Delaying repairs to save money and dehumanising your holders … Adam Forrest becomes a virtual landlord and learns some interesting and depressing lessons
Building my first high-rise tower wasnt too difficult. I threw up some studio apartments, robbed them up with ability and phone lines, arranged for a rubbish collect, and welcomed my first holders. I jam-pack the people in, stacked the units, and the profits soon began to heap up nicely.
Its fun being a virtual landowner. Ive been playing Project Highrise, a PC and Mac real estate administration pretending, since video games release in September. It yields cash-strapped renters like me a chance to pander the wild fiction of owning owned. It also offers members of Generation Rent some insight into how real-world proprietors and largest developers actually do business.

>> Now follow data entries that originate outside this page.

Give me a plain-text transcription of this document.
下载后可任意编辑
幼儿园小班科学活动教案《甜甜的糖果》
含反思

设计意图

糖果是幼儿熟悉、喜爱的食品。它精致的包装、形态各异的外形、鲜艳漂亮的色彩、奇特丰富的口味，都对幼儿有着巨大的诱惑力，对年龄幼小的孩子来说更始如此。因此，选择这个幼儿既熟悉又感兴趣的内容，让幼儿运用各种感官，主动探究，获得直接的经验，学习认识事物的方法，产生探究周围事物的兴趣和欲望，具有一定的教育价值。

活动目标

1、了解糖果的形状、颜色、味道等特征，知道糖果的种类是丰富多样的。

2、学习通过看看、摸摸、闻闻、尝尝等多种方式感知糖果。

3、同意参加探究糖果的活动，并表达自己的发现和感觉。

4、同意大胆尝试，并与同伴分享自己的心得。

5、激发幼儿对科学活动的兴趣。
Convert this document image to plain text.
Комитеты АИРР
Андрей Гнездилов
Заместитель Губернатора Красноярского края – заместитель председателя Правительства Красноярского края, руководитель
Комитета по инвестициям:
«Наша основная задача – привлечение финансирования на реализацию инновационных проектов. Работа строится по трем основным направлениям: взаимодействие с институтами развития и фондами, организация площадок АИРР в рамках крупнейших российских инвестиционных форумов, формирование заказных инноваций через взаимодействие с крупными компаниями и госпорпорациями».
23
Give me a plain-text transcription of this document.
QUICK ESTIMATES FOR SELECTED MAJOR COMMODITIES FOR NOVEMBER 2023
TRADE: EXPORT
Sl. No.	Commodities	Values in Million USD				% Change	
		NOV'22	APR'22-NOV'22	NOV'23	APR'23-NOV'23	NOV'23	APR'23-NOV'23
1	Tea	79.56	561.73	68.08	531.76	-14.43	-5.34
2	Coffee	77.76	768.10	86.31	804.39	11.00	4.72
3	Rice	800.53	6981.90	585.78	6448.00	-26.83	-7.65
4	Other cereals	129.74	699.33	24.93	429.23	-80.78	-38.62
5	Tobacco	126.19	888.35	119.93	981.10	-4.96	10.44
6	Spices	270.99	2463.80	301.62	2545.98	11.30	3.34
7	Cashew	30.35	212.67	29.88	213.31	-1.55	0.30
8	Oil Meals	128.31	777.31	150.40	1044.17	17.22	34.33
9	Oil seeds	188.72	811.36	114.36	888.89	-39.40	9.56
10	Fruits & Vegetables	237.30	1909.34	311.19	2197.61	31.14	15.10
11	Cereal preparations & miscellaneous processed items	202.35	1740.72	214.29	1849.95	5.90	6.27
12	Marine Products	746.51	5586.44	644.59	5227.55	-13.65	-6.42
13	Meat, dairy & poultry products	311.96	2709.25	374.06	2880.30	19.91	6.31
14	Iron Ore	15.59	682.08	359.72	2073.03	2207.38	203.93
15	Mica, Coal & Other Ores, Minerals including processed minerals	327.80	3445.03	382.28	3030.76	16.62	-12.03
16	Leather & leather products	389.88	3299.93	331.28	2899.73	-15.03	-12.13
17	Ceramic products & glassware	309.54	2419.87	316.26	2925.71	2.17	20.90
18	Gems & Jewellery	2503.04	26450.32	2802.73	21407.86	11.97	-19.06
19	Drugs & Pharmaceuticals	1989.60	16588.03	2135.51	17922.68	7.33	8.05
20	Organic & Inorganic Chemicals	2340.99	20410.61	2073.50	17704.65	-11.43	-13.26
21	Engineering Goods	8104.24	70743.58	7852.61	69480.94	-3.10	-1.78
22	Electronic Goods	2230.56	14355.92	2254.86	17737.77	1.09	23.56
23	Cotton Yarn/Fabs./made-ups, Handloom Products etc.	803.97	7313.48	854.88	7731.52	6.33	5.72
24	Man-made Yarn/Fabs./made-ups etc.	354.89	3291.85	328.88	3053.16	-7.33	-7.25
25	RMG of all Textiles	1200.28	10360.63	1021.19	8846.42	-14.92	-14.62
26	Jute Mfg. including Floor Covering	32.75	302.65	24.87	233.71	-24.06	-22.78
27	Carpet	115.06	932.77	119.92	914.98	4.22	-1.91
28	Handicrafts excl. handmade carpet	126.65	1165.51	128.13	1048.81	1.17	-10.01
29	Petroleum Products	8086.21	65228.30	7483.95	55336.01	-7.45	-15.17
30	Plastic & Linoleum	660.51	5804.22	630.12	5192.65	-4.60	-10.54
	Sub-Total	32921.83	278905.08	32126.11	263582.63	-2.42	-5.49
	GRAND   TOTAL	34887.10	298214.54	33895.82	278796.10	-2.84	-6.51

Despite its cutesy illusion, video games is surprisingly detailed and utterly unsentimental. You begin the game by managing the costs of building infrastructure, and trying to avoid taking on too much bank obligation before your holders can provide a steady revenue stream. Before too long, youre hiring consultants to hall city hall for a metro station and wished to know whether statu artwork in the hallway might captivate higher-paying residents.
In becoming a digital Donald Trump, I learned some interesting, if somewhat depressing assignments. For one thing, its costly to lose holders. You dont miss a daytime to go by without any lease; and you dont want to have to reach into your pocket to refurbish an empty flat to make it rentable again. So its best to retain all current holders happy, if you are able to. But specifying up occupied apartments that have turned grimies is likewise expensive, so its worth trying to hold out as long as possible without doing repairs.